PAGE 16
The Linguister
by
“And how do I know in what sort of key the herders on the Keowee talk? They may ‘moo’ like the cow, or ‘mew’ like the cat! I should be in danger of losing half that was said. And that is what these varlets here in the station know right well. It must seem but a mere bit of bombast on my part. It could never be seriously countenanced–unless I had an interpreter. Stop me! but if you were a grandson instead of a granddaughter, I would not mind taking you with me to interpret for me, though, Gadzooks, I’d be like a heathen red Injun with a linguister!”
“And why am I not as good as any grandson?” demanded Peninnah Penelope Anne, with a spirited flash of her bright hazel eyes and great temerity of speculation; for be it remembered the days of the theories of woman’s equality with man had not yet dawned. “Sure, sir, I can speak when I am spoken to. I understand the English language; and”–her voice rising into a liquid crescendo of delight–“I can wear my gray sergedusoy sack made over my carnation taffeta bodice and cashmere petticoat, all pranked out with bows of black velvet, most genteel, and my hat of quilled primrose sarcenet, grandfather. I’d take them in a bundle, for if we should have rain I would rather be in my old red hood and blue serge riding-coat on the way, grandfather.”

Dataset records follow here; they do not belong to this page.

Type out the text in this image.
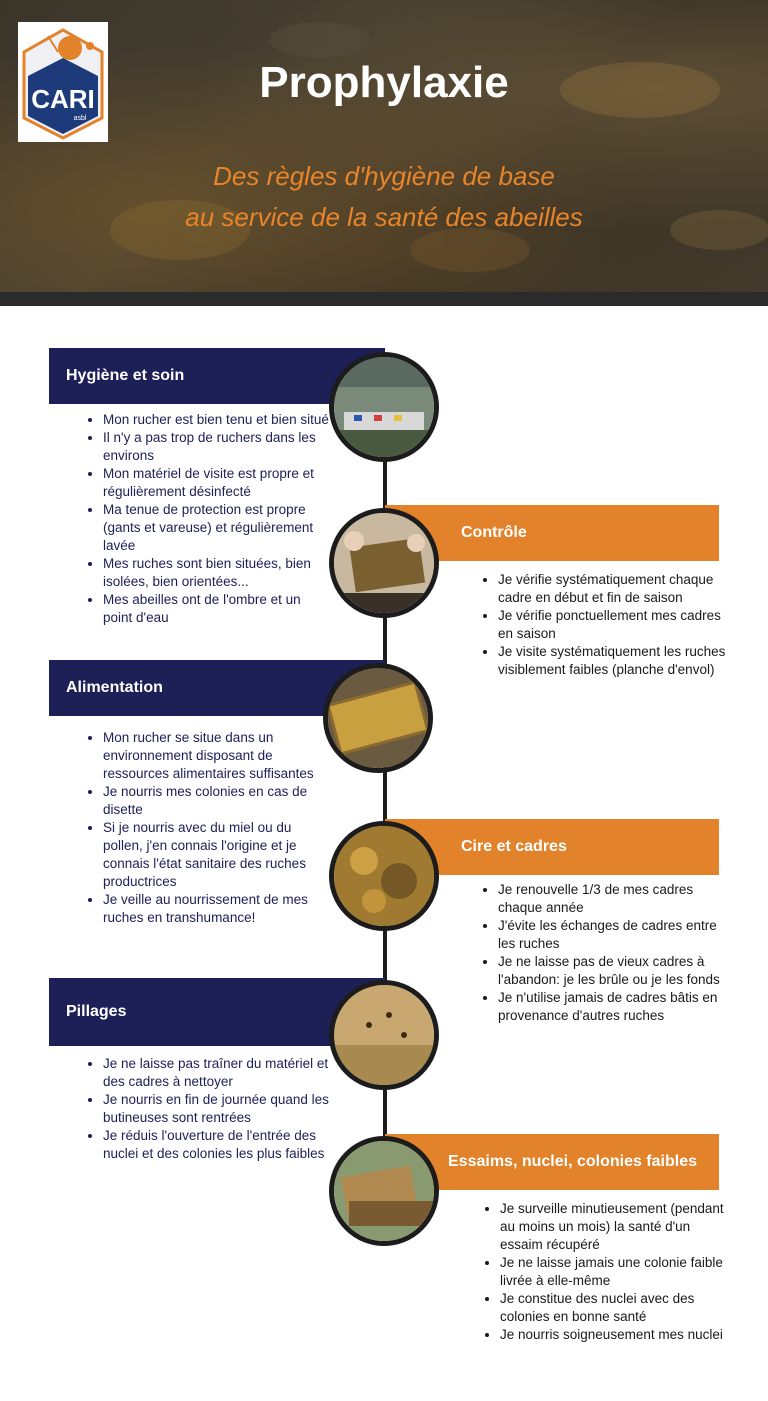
CARI
asbl
Prophylaxie
Des règles d'hygiène de base
au service de la santé des abeilles
Hygiène et soin
• Mon rucher est bien tenu et bien situé
• Il n'y a pas trop de ruchers dans les environs
• Mon matériel de visite est propre et régulièrement désinfecté
• Ma tenue de protection est propre (gants et vareuse) et régulièrement lavée
• Mes ruches sont bien situées, bien isolées, bien orientées...
• Mes abeilles ont de l'ombre et un point d'eau
Contrôle
• Je vérifie systématiquement chaque cadre en début et fin de saison
• Je vérifie ponctuellement mes cadres en saison
• Je visite systématiquement les ruches visiblement faibles (planche d'envol)
Alimentation
• Mon rucher se situe dans un environnement disposant de ressources alimentaires suffisantes
• Je nourris mes colonies en cas de disette
• Si je nourris avec du miel ou du pollen, j'en connais l'origine et je connais l'état sanitaire des ruches productrices
• Je veille au nourrissement de mes ruches en transhumance!
Cire et cadres
• Je renouvelle 1/3 de mes cadres chaque année
• J'évite les échanges de cadres entre les ruches
• Je ne laisse pas de vieux cadres à l'abandon: je les brûle ou je les fonds
• Je n'utilise jamais de cadres bâtis en provenance d'autres ruches
Pillages
• Je ne laisse pas traîner du matériel et des cadres à nettoyer
• Je nourris en fin de journée quand les butineuses sont rentrées
• Je réduis l'ouverture de l'entrée des nuclei et des colonies les plus faibles	Essaims, nuclei, colonies faibles
• Je surveille minutieusement (pendant au moins un mois) la santé d'un essaim récupéré
• Je ne laisse jamais une colonie faible livrée à elle-même
• Je constitue des nuclei avec des colonies en bonne santé
• Je nourris soigneusement mes nuclei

And thus it was settled before she had fairly readjusted the peruke on his head as he sat in his great chair and she clambered on its arm.
She had not heard of the disaster that had befallen Ralph Emsden, and she turned rather pale and wistful when the news was communicated to her. Then realizing how opportune was the accident, how slight was its ultimate danger in comparison with the jeopardy of the mission from which he was rescued, she fairly gloated upon the chance which had conferred it upon her grandfather, and made her an instrument in its execution.

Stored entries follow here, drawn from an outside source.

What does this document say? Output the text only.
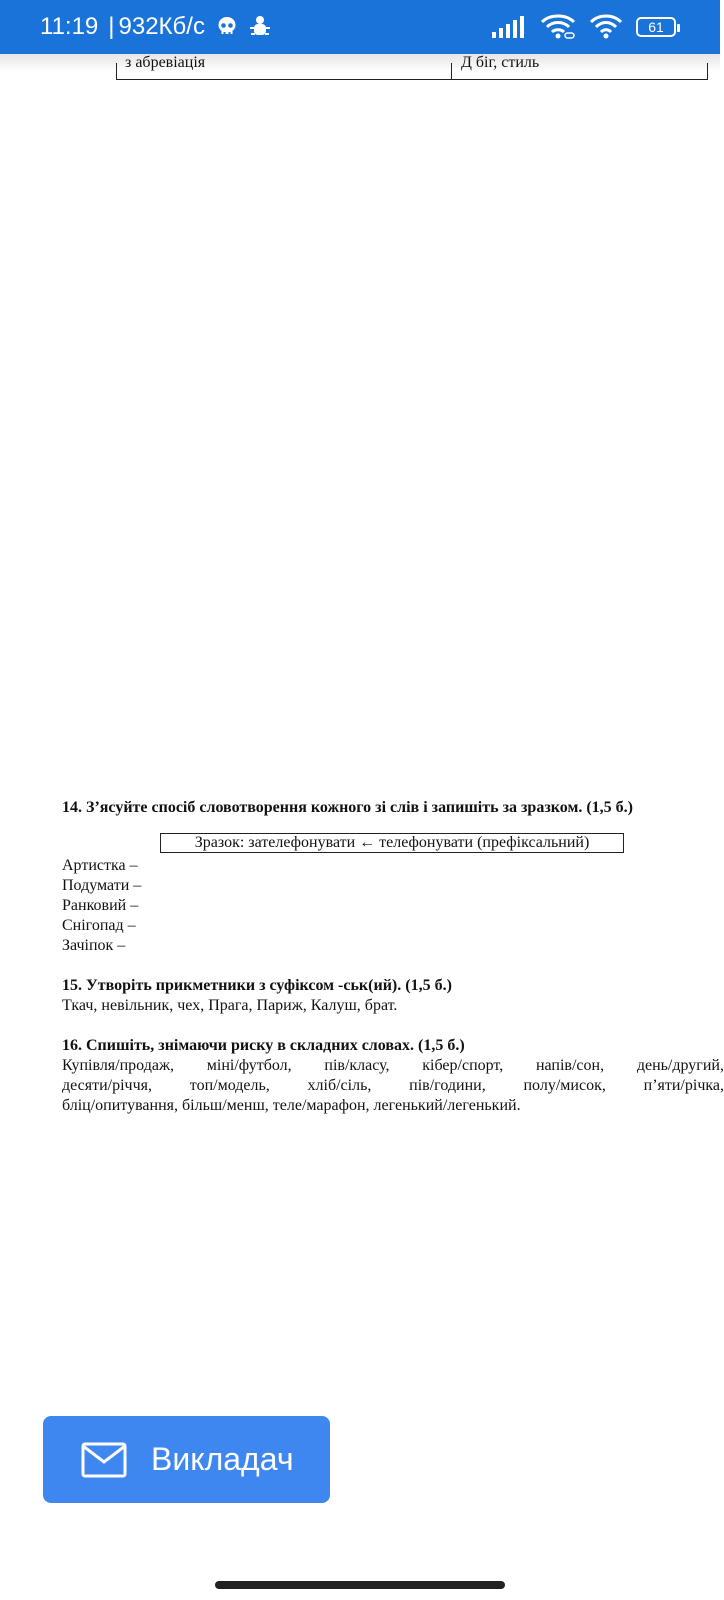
11:19 | 932Кб/с	61
з абревіація	Д біг, стиль
14. З’ясуйте спосіб словотворення кожного зі слів і запишіть за зразком. (1,5 б.)
Зразок: зателефонувати ← телефонувати (префіксальний)
Артистка –
Подумати –
Ранковий –
Снігопад –
Зачіпок –
15. Утворіть прикметники з суфіксом -ськ(ий). (1,5 б.)
Ткач, невільник, чех, Прага, Париж, Калуш, брат.
16. Спишіть, знімаючи риску в складних словах. (1,5 б.)
Купівля/продаж, міні/футбол, пів/класу, кібер/спорт, напів/сон, день/другий,
десяти/річчя, топ/модель, хліб/сіль, пів/години, полу/мисок, п’яти/річка,
бліц/опитування, більш/менш, теле/марафон, легенький/легенький.
Викладач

It was a queerly assorted embassy that rode out of the gates of the stockade, the ambassador and his linguister. Richard Mivane was mounted upon a strong, sprightly horse, with Peninnah Penelope Anne behind him upon a pillion. Following them at a little distance came his body-servant, Caesar, more fitted by temperament than either to enjoy the change, the spirit of adventure, and reveling in a sense of importance which was scarcely diminished by the fact that it was vicarious. He rode a sturdy nag and had charge of a led horse, that bore a pack-saddle with a store of changes of raiment, of edible provisions, and tents to fend off the chances of inclement weather. They were to travel under the protection of a trader’s pack-train, from a reestablished trading-house in the Overhill Towns of the Cherokees on the Tennessee River; and so accurately did they time their departure and the stages of their journey that they met this caravan just at the hour and place designated, and risked naught from the unsettled state of the country or an encounter with some ignorant or inimical savage, prone to wreak upon inoffensive units vengeance for wrongs, real or fancied, wrought by a nation.
The trader, being a man habituated by frequent sojourns in Charlestown to metropolitan customs and a worldly trend of thought, instantly recognized the quality of Mivane and his granddaughter, despite the old red hood and blue serge riding-coat and their residence here so far from all the graces that appertain to civilization; though, to be sure, Richard Mivane, in his trim “Joseph,” his head cowled in an appropriate “trotcozy,” and his jaunty self-possession quite restored by the cutting of the Gordian knot of his dilemma, demonstrating his capacity to duly perform all his undertakings, bore himself in a manner calculated to enhance even the high estimation of his fellow-traveler. After the custom of a gentleman, however, he was most augustly free from unwarrantable self-assertion, but he could not have failed to be flattered by the phrase of the trader, could he have heard it, in delivering over his charge to the herders on the Keowee River. “Gadzooks, neighbors, but I shouldn’t be a whit surprised if that old party is a duke in disguise!”